I used to sit in my room and listen to music for hours and hours. I know this is not an uncommon story. Teenagers sitting in their rooms listening to music and daydreaming. It’s part of what makes music such an important part of the human condition. There’s this really important step in our evolution where we are somewhere between the fog of childhood and the sentience of being adult. I saw the world coming at me and felt the weight of what real responsibility was going to feel like. I was not sure of what that really meant. But the most important factor there is that I really still had a sense of wonder and music was magical. And truly music is magical. Don’t believe this? Try to explain exactly what it is that makes a song good.
I think that all of the arts are like this, but music sort of holds this distinction that sets it apart. It’s the only art that combines all of the factors of the other arts. There’s a dramatic factor where everyone is playing a dramatic character. The character may be the same for every song depending on the band, but it’s still there. There’s a visual element. Especially since video, but even without that, you eventually have to stand on stage and do something. For writers, there’s the poetry. Then there’s this additional element of being the only art that is defined by audio events arranged over a specific period of time.

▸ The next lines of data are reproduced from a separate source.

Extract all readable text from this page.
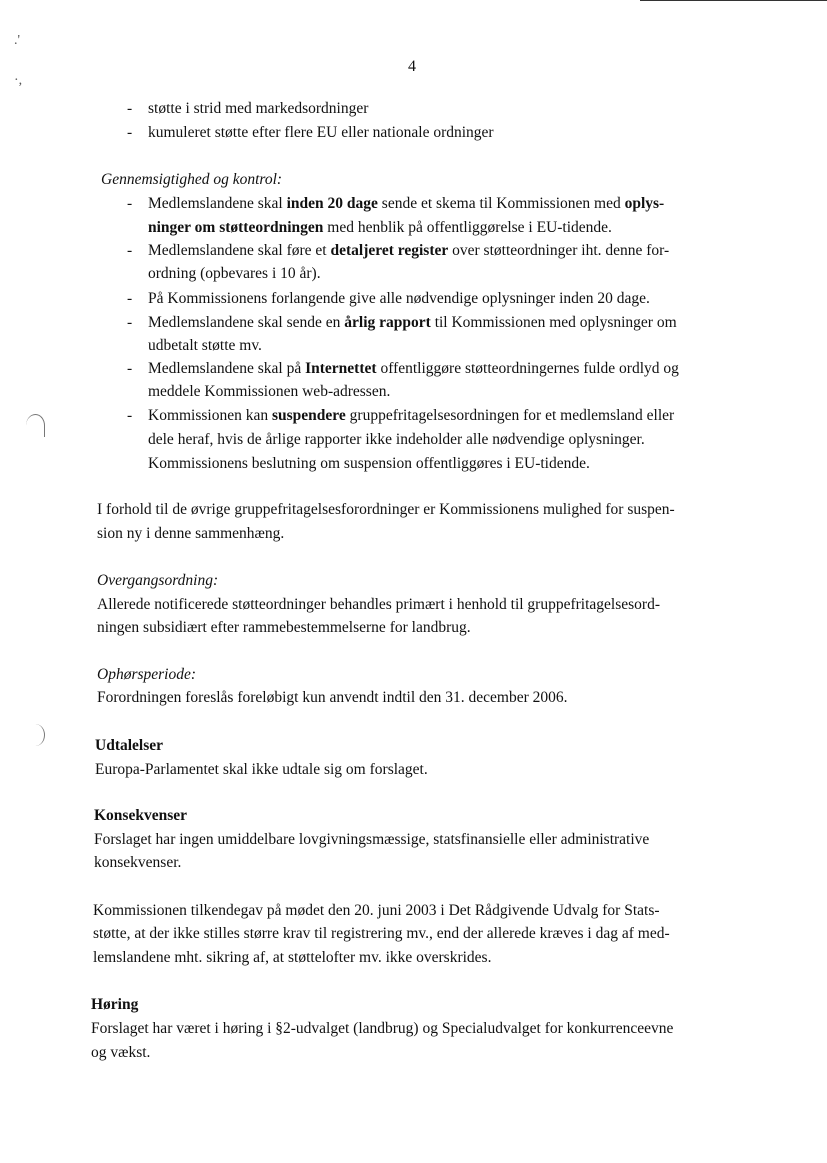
.'
·,
4
- støtte i strid med markedsordninger
- kumuleret støtte efter flere EU eller nationale ordninger
Gennemsigtighed og kontrol:
- Medlemslandene skal inden 20 dage sende et skema til Kommissionen med oplys-
ninger om støtteordningen med henblik på offentliggørelse i EU-tidende.
- Medlemslandene skal føre et detaljeret register over støtteordninger iht. denne for-
ordning (opbevares i 10 år).
- På Kommissionens forlangende give alle nødvendige oplysninger inden 20 dage.
- Medlemslandene skal sende en årlig rapport til Kommissionen med oplysninger om
udbetalt støtte mv.
- Medlemslandene skal på Internettet offentliggøre støtteordningernes fulde ordlyd og
meddele Kommissionen web-adressen.
- Kommissionen kan suspendere gruppefritagelsesordningen for et medlemsland eller
dele heraf, hvis de årlige rapporter ikke indeholder alle nødvendige oplysninger.
Kommissionens beslutning om suspension offentliggøres i EU-tidende.
I forhold til de øvrige gruppefritagelsesforordninger er Kommissionens mulighed for suspen-
sion ny i denne sammenhæng.
Overgangsordning:
Allerede notificerede støtteordninger behandles primært i henhold til gruppefritagelsesord-
ningen subsidiært efter rammebestemmelserne for landbrug.
Ophørsperiode:
Forordningen foreslås foreløbigt kun anvendt indtil den 31. december 2006.
Udtalelser
Europa-Parlamentet skal ikke udtale sig om forslaget.
Konsekvenser
Forslaget har ingen umiddelbare lovgivningsmæssige, statsfinansielle eller administrative
konsekvenser.
Kommissionen tilkendegav på mødet den 20. juni 2003 i Det Rådgivende Udvalg for Stats-
støtte, at der ikke stilles større krav til registrering mv., end der allerede kræves i dag af med-
lemslandene mht. sikring af, at støttelofter mv. ikke overskrides.
Høring
Forslaget har været i høring i §2-udvalget (landbrug) og Specialudvalget for konkurrenceevne
og vækst.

I believe that musicians tend to be more dedicated to artistic integrity than any other art. Part of this is that you have to live with songs forever. As an actor, you can say, “Oh I’m older now. I don’t like that movie (or play) anymore.” An artist says, “Yeah I did that and so and so bought it.” Or, “It hangs in such and such gallery and it is what it is.” A writer says, “Yeah I wrote that and it stands for what it is in my time.” In any other discipline, you might be interviewed or asked about a piece, but you aren’t asked to get up on stage and recreate the entire piece for the millionth time. You write a piece when you are 18 and play it until people like it. If at 25 years old you don’t like the song anymore, that doesn’t mean that you won’t be asked to perform it over and over again.
But there is also this element of 14 year olds sitting in their rooms listening to music. And somehow you have to reach them. Which means that you still have to somehow be connected to the magic that a teenager feels. So to breathe life into 3 or 4 minutes of audio events is a tremendous challenge. There has to be this sort of innocent approach to the fact that magic exists, but music also has to somehow give some room for the pain of letting that magic go. So music is almost in a state of perpetual grief as we all grow up. Simultaneously trying to hang onto our concept of the magical and trying to function in a world that categorically denies it’s existence.
One of the reasons I started this blog is that I started looking at music reviews online. I have yet to find a blog post or magazine review of music that doesn’t leave itself entirely reviewing the music from the perspective of whether it’s “good” or “bad”. There’s this whole “it” factor and whether an act has “it”. Is so-and-so washed up on this record? Maybe this other guy is set to make a comeback. Or the I-don’t-like-this-song-because review. Even if the review is good, it’s just another review that’s a bunch of words that have nothing to do with what someone really thinks or feels. There’s no one out there doing deeply meaningful reviews of music. The reviews all categorically deny the existence of magic.
I’m a singer/song writer as well. I know that writing a song is deeply personal. I also know that there is no other art where people can be so rejecting right off the bat. If there is something wrong with a song, people will tell you about it right away. They are not shy. But even worse, when people like a song, they won’t tell you why. To accomplish any sort of magic in a song, you have to give a lot. You have to take a piece of yourself and put it out there for general consumption. For better or worse. I think if you are going to take the time to do a critique, you should have to get that personal about yourself. In other words, the consumption of art should be an art. Make yourself as vulnerable as the artist.
So I set out to do this. A deeply personal blog entry for 365 songs. I have to say this is incredibly difficult. And finding a song that I can use to get in touch with something deeply personal on a daily basis has been nearly impossible. But I keep thinking about what I want from consumers of my music. I want them to be deeply affected by my music. I want to know that I have not only rendered a change in their consciousness, but that I have actually gotten them in touch with their sense of wonder and an attachment to the magic that really exists all around us.
Soul Meets Body does this for me. I am lying in bed staring at the ceiling and I’m 14. Everything that I have been. Every dream I have ever had. Every crush I have ever had. Every aspiration that I may never reach is terrifying and exhilarating. Every idea that transcends the ordinary. Every childish fear and every adult explanation. I am found in being understood and understanding this music. I am lost in the loneliness of my own pain and longing. But I am filled with the magic of hope and transcendence “where soul meets body…”
“And I do believe it’s true
That there are roads left in both of our shoes
But if the silence takes you
Then I hope it takes me too
So brown eyes I hold you near
Cause you’re the only song I want to hear
A melody softly soaring through my atmosphere”
I want my words to be as meaningful to the musicians as the music has been to me. Because I really want to know that I’ve reached someone. Really touched them. I think it is the aspiration of every musician. Every human. My offering at the altar of music. I hope it is enough.